For Data Centers, Google Likes the Southeast (datacenterfrontier.com)
1sockchuck writes: With new construction projects underway in Alabama and Tennessee, Google will soon have 5 of its 8 company-built U.S. data center campuses located in the Southeast. The strategy is unique among major cloud players, who typically have server farms on each coast, plus one in the heartland. Is Google's focus on the Southeast a leading indicator of future data center development in the region? Or is it simply a case of a savvy player unearthing unique retrofit opportunities that may not work for other cloud builders?
The TVA is the largest hydro-electric generator in the US. OF course, those 100 jobs, you know, those people go to restaurants and stores and spend money and tip and create income for other people in the community.
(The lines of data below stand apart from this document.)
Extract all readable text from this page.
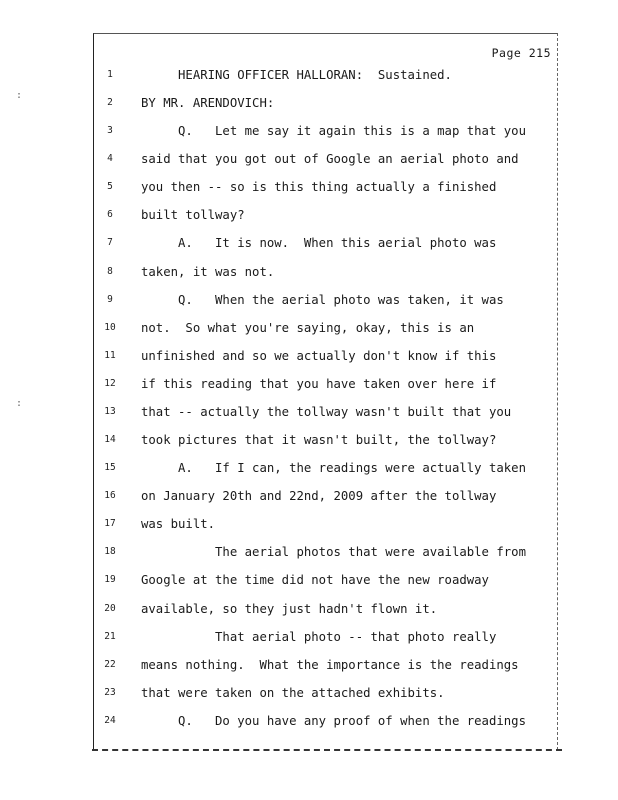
Page 215
1	HEARING OFFICER HALLORAN:  Sustained.
2	BY MR. ARENDOVICH:
3	Q.   Let me say it again this is a map that you
4	said that you got out of Google an aerial photo and
5	you then -- so is this thing actually a finished
6	built tollway?
7	A.   It is now.  When this aerial photo was
8	taken, it was not.
9	Q.   When the aerial photo was taken, it was
10	not.  So what you're saying, okay, this is an
11	unfinished and so we actually don't know if this
12	if this reading that you have taken over here if
13	that -- actually the tollway wasn't built that you
14	took pictures that it wasn't built, the tollway?
15	A.   If I can, the readings were actually taken
16	on January 20th and 22nd, 2009 after the tollway
17	was built.
18	The aerial photos that were available from
19	Google at the time did not have the new roadway
20	available, so they just hadn't flown it.
21	That aerial photo -- that photo really
22	means nothing.  What the importance is the readings
23	that were taken on the attached exhibits.
24	Q.   Do you have any proof of when the readings
:
:
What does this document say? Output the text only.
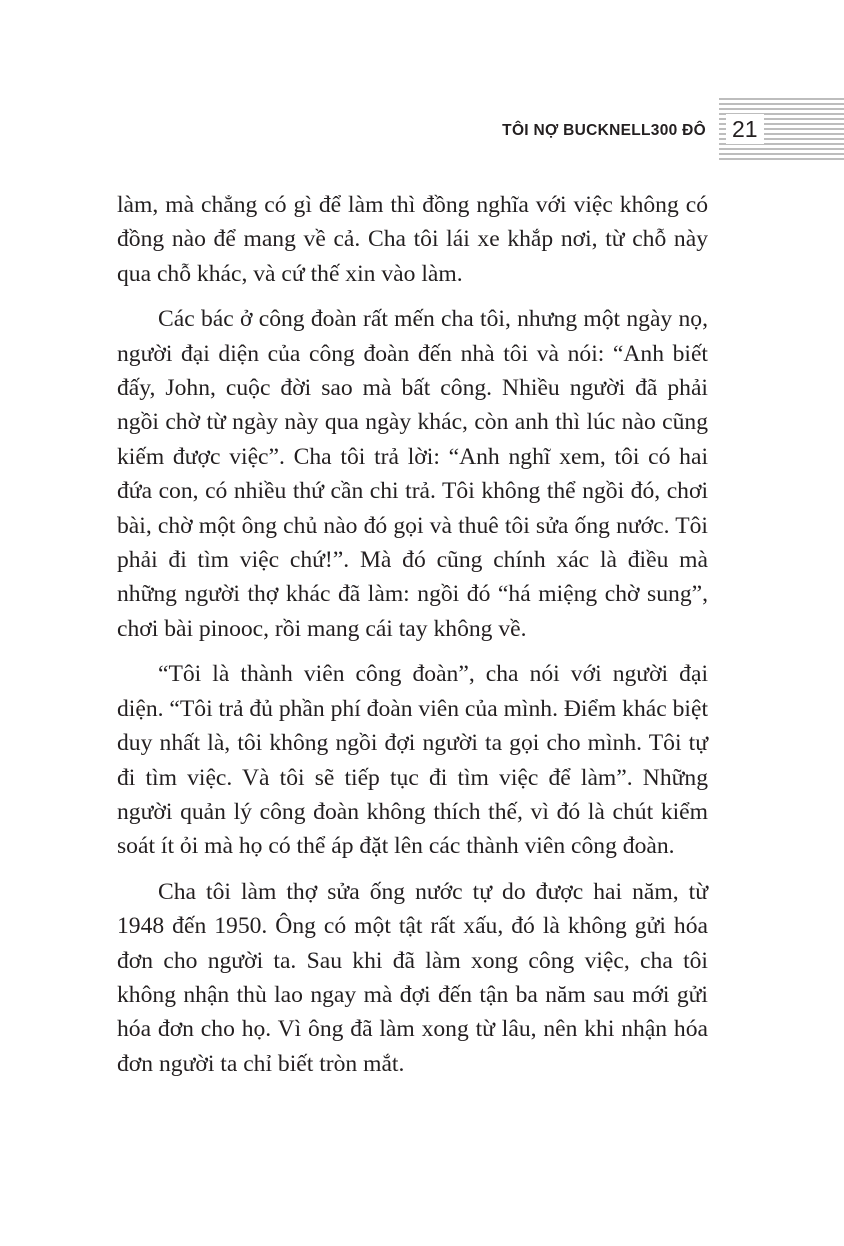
TÔI NỢ BUCKNELL300 ĐÔ 21

làm, mà chẳng có gì để làm thì đồng nghĩa với việc không có đồng nào để mang về cả. Cha tôi lái xe khắp nơi, từ chỗ này qua chỗ khác, và cứ thế xin vào làm.

Các bác ở công đoàn rất mến cha tôi, nhưng một ngày nọ, người đại diện của công đoàn đến nhà tôi và nói: “Anh biết đấy, John, cuộc đời sao mà bất công. Nhiều người đã phải ngồi chờ từ ngày này qua ngày khác, còn anh thì lúc nào cũng kiếm được việc”. Cha tôi trả lời: “Anh nghĩ xem, tôi có hai đứa con, có nhiều thứ cần chi trả. Tôi không thể ngồi đó, chơi bài, chờ một ông chủ nào đó gọi và thuê tôi sửa ống nước. Tôi phải đi tìm việc chứ!”. Mà đó cũng chính xác là điều mà những người thợ khác đã làm: ngồi đó “há miệng chờ sung”, chơi bài pinooc, rồi mang cái tay không về.

“Tôi là thành viên công đoàn”, cha nói với người đại diện. “Tôi trả đủ phần phí đoàn viên của mình. Điểm khác biệt duy nhất là, tôi không ngồi đợi người ta gọi cho mình. Tôi tự đi tìm việc. Và tôi sẽ tiếp tục đi tìm việc để làm”. Những người quản lý công đoàn không thích thế, vì đó là chút kiểm soát ít ỏi mà họ có thể áp đặt lên các thành viên công đoàn.

Cha tôi làm thợ sửa ống nước tự do được hai năm, từ 1948 đến 1950. Ông có một tật rất xấu, đó là không gửi hóa đơn cho người ta. Sau khi đã làm xong công việc, cha tôi không nhận thù lao ngay mà đợi đến tận ba năm sau mới gửi hóa đơn cho họ. Vì ông đã làm xong từ lâu, nên khi nhận hóa đơn người ta chỉ biết tròn mắt.
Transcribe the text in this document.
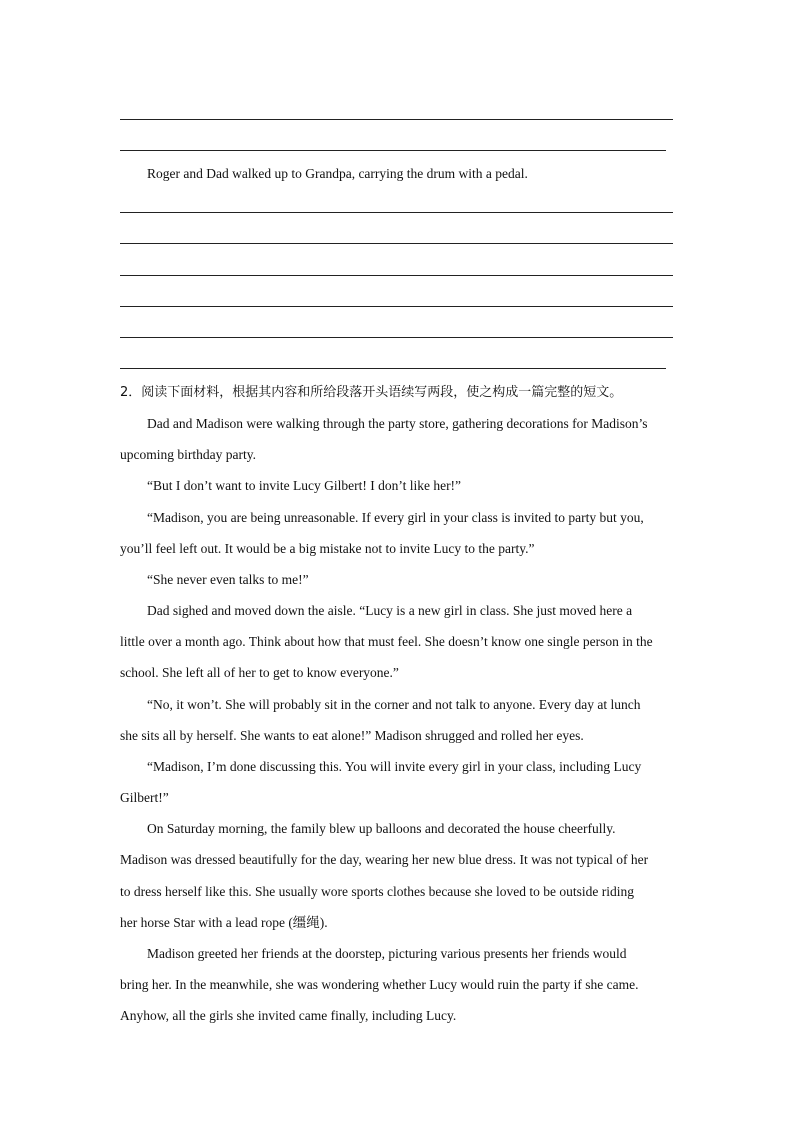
Roger and Dad walked up to Grandpa, carrying the drum with a pedal.
2．阅读下面材料，根据其内容和所给段落开头语续写两段，使之构成一篇完整的短文。
Dad and Madison were walking through the party store, gathering decorations for Madison’s
upcoming birthday party.
“But I don’t want to invite Lucy Gilbert! I don’t like her!”
“Madison, you are being unreasonable. If every girl in your class is invited to party but you,
you’ll feel left out. It would be a big mistake not to invite Lucy to the party.”
“She never even talks to me!”
Dad sighed and moved down the aisle. “Lucy is a new girl in class. She just moved here a
little over a month ago. Think about how that must feel. She doesn’t know one single person in the
school. She left all of her to get to know everyone.”
“No, it won’t. She will probably sit in the corner and not talk to anyone. Every day at lunch
she sits all by herself. She wants to eat alone!” Madison shrugged and rolled her eyes.
“Madison, I’m done discussing this. You will invite every girl in your class, including Lucy
Gilbert!”
On Saturday morning, the family blew up balloons and decorated the house cheerfully.
Madison was dressed beautifully for the day, wearing her new blue dress. It was not typical of her
to dress herself like this. She usually wore sports clothes because she loved to be outside riding
her horse Star with a lead rope (缰绳).
Madison greeted her friends at the doorstep, picturing various presents her friends would
bring her. In the meanwhile, she was wondering whether Lucy would ruin the party if she came.
Anyhow, all the girls she invited came finally, including Lucy.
But, that doesn't fit your steal from the rich progressive brainwashing.
Anything taking out 2 or more of those data centers out at the same time, for a prolonged time, is either:
1) a global cataclysmic event, in which case it really does not matter where your data centers are.
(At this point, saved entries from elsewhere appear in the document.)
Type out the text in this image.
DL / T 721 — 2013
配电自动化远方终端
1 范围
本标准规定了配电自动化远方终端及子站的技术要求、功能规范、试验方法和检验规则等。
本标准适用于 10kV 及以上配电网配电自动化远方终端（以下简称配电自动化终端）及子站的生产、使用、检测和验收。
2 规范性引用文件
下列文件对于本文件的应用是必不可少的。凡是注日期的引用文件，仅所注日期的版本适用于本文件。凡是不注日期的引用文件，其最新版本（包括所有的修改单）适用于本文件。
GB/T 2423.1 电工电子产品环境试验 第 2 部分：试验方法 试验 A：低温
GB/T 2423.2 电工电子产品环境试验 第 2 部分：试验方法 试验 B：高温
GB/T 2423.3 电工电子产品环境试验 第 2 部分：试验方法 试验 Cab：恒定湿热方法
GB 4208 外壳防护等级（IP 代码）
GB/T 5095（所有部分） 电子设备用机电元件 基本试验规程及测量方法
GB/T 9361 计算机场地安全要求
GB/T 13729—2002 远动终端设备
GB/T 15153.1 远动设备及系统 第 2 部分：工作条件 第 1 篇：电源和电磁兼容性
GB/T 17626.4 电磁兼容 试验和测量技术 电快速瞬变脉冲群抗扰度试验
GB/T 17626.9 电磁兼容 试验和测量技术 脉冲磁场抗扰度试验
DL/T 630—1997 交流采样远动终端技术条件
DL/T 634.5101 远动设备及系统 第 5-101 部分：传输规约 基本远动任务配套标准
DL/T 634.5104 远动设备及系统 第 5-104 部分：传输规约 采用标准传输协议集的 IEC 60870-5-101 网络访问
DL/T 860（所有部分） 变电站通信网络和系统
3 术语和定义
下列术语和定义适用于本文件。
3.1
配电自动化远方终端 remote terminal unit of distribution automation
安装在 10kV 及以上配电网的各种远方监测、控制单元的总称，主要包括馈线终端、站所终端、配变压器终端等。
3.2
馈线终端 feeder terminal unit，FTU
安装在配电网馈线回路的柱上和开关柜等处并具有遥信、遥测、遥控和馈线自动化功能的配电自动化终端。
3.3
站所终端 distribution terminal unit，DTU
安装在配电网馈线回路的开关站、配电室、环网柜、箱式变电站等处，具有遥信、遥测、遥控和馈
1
2) a massive US Infrastructure failure, power of network, in which case it also really does not matter where your data center is. A prolonged failure of this magnitude is unlikely to be, and stay, geographically limited. Also your users are likely of the grid as well
There is a limit to the effectiveness of spreading. When you have as many data centers as Google has, the picture is changes. A few clusters of data centers here and there is not a big issue.